Lei non credeva in quei misticismi, eppure il pensiero la inquietava profondamente.
Pensò di svegliare suo marito, ma aveva paura ad avvicinarsi, c’era qualcosa di tremendamente sbagliato, una forza sconosciuta che traeva potere dagli insensati vocaboli pronunciati dal dormiente. Si sentì sciocca, eppure non trovò il coraggio per affrontarlo: era la prima volta che manifestava dei comportamenti simili.
La voce gutturale e trasfigurata di Oscar aumentava sempre di più di volume, ripetendo formule arcaiche fino a recitare ad alta voce il mantra antico. Più andava avanti, più diventava minaccioso e aggressivo.
A Juliette parve di sentire il vento sollevarsi d’improvviso, come il preludio di una violenta burrasca, e il cielo sereno tuonare lontano, come il borbottio molesto di un dio inviperito.
Vide suo marito mettersi seduto, con gli occhi sbarrati e lo sguardo fisso davanti a sé, come se guardasse attraverso una finestra che si apriva su un altro universo. Le smorfie grottesche e inquietanti che prendevano vita sul suo volto durante il rituale onirico, lo trasformavano in un orrendo estraneo agli occhi della moglie, paralizzata dalla paura.
Il cielo notturno scagliò lampi e saette, come se uno Zeus adirato stesse sfogando la sua furia, eppure non vi erano nubi nel firmamento stellato.
Qualcosa di oscenamente malvagio e folle si stava consumando davanti ai suoi occhi increduli e atterriti, mentre i suoi pensieri galoppavano selvaggi e fuori controllo, come una mandria di stalloni imbizzarriti.
Niente di razionale si palesò nella sua mente inquieta, solo orrori che potevano dimorare nella testa di un pazzo.
Si ritrovò a fare il segno della croce, nonostante fosse sempre stata un’atea convinta: la sua mano pareva godere di vita propria, mentre tracciava sul suo corpo madido di sudore l’antico gesto cristiano, trovando conforto tra le braccia di un Dio che aveva sempre ripudiato.
D’improvviso una flatulenza, insensibile al rituale onirico in corso, proruppe con violenza dal corpo immobile di Oscar, rumoreggiando in modo molesto e volgare.
Così com’era cominciata, la teatrale preghiera pagana cessò, divorata dal peto provvidenziale.
Oscar si sdraiò supino, poi saltò un paio di volte sul materasso, come un salmone che risale la cascata, trovando una posizione più comoda per continuare a dormire.
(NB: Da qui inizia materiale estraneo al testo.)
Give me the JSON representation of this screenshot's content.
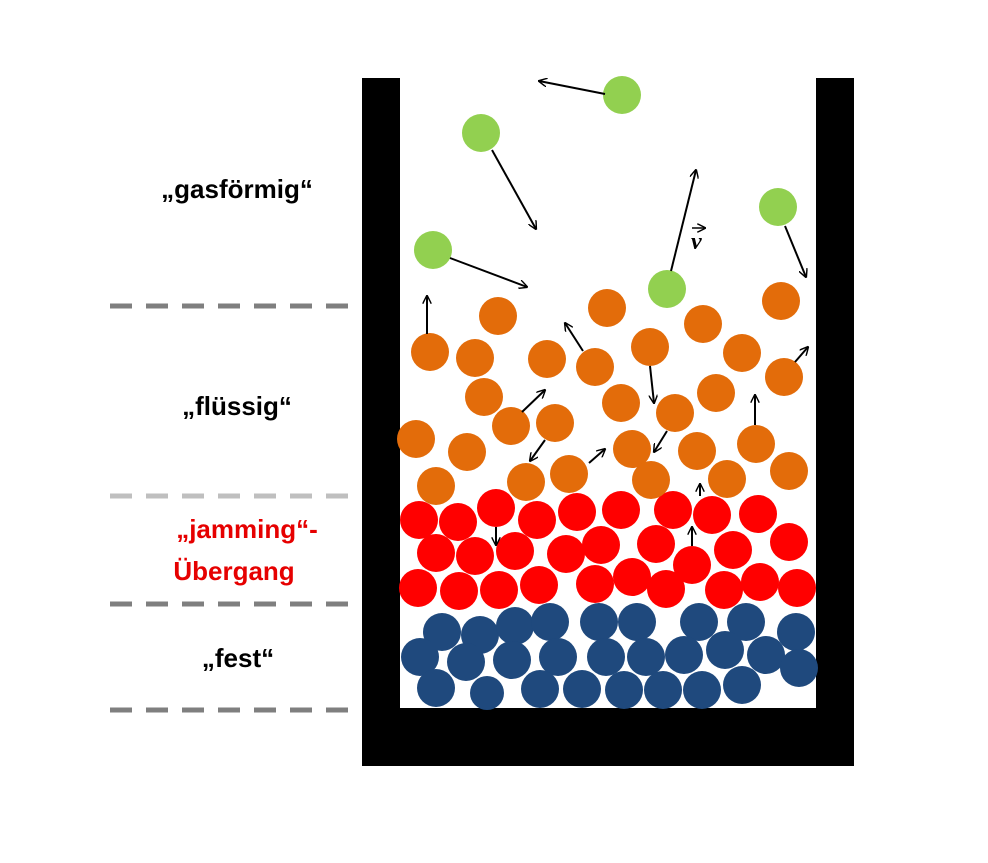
{
  "labels": {
    "gas": "„gasförmig“",
    "liquid": "„flüssig“",
    "jamming_line1": "„jamming“-",
    "jamming_line2": "Übergang",
    "solid": "„fest“",
    "velocity": "v"
  },
  "colors": {
    "gas": "#92d050",
    "liquid": "#e36c0a",
    "jamming": "#ff0000",
    "solid": "#1f497d",
    "container": "#000000",
    "divider_dark": "#7f7f7f",
    "divider_light": "#bfbfbf",
    "label_default": "#000000",
    "label_highlight": "#e60000"
  }
}
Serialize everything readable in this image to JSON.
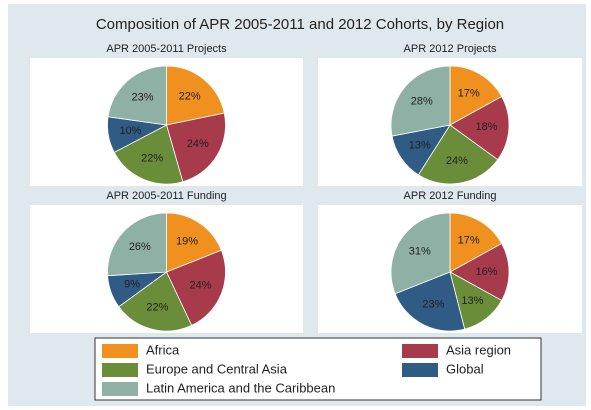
{
  "title": "Composition of APR 2005-2011 and 2012 Cohorts, by Region",
  "chart_data": [
    {
      "type": "pie",
      "title": "APR 2005-2011 Projects",
      "categories": [
        "Africa",
        "Asia region",
        "Europe and Central Asia",
        "Global",
        "Latin America and the Caribbean"
      ],
      "values": [
        22,
        24,
        22,
        10,
        23
      ],
      "value_labels": [
        "22%",
        "24%",
        "22%",
        "10%",
        "23%"
      ],
      "colors": [
        "#f0901e",
        "#a73b4c",
        "#6a8d3a",
        "#2f5b84",
        "#8fb0a4"
      ]
    },
    {
      "type": "pie",
      "title": "APR 2012 Projects",
      "categories": [
        "Africa",
        "Asia region",
        "Europe and Central Asia",
        "Global",
        "Latin America and the Caribbean"
      ],
      "values": [
        17,
        18,
        24,
        13,
        28
      ],
      "value_labels": [
        "17%",
        "18%",
        "24%",
        "13%",
        "28%"
      ],
      "colors": [
        "#f0901e",
        "#a73b4c",
        "#6a8d3a",
        "#2f5b84",
        "#8fb0a4"
      ]
    },
    {
      "type": "pie",
      "title": "APR 2005-2011 Funding",
      "categories": [
        "Africa",
        "Asia region",
        "Europe and Central Asia",
        "Global",
        "Latin America and the Caribbean"
      ],
      "values": [
        19,
        24,
        22,
        9,
        26
      ],
      "value_labels": [
        "19%",
        "24%",
        "22%",
        "9%",
        "26%"
      ],
      "colors": [
        "#f0901e",
        "#a73b4c",
        "#6a8d3a",
        "#2f5b84",
        "#8fb0a4"
      ]
    },
    {
      "type": "pie",
      "title": "APR 2012 Funding",
      "categories": [
        "Africa",
        "Asia region",
        "Europe and Central Asia",
        "Global",
        "Latin America and the Caribbean"
      ],
      "values": [
        17,
        16,
        13,
        23,
        31
      ],
      "value_labels": [
        "17%",
        "16%",
        "13%",
        "23%",
        "31%"
      ],
      "colors": [
        "#f0901e",
        "#a73b4c",
        "#6a8d3a",
        "#2f5b84",
        "#8fb0a4"
      ]
    }
  ]
}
I cigolii del letto accompagnarono quella danza sgraziata, come un’orchestra formata da musicisti stonati, poi lentamente i lamenti del giaciglio scemarono, calò il sipario e con esso il silenzio.
Niente più lampi nel cielo nero, niente più tuoni nell’aria placida.
La notte buia e silenziosa aveva ritrovato la quiete naturale. Niente di ciò che aveva visto o sentito sembrava essersi verificato, eppure Juliette era sicura che tutto fosse avvenuto esattamente come lo aveva percepito. Pensò di essere impazzita, ma forse era solo stanca, in ogni caso aveva sentito il tocco del male e l’orrenda consapevolezza l’aveva annientata.
Si accasciò a terra, strusciando contro lo stipite della porta, e rise. Rise di una risata isterica e irrazionale, incapace di discernere tra la follia e la realtà. Non le riuscì di trattenere le lacrime, che sgorgarono immotivate rigandole il viso.

Quella notte, Juliette, perse il sonno e probabilmente il senno, trovando al loro posto Dio e il Demonio.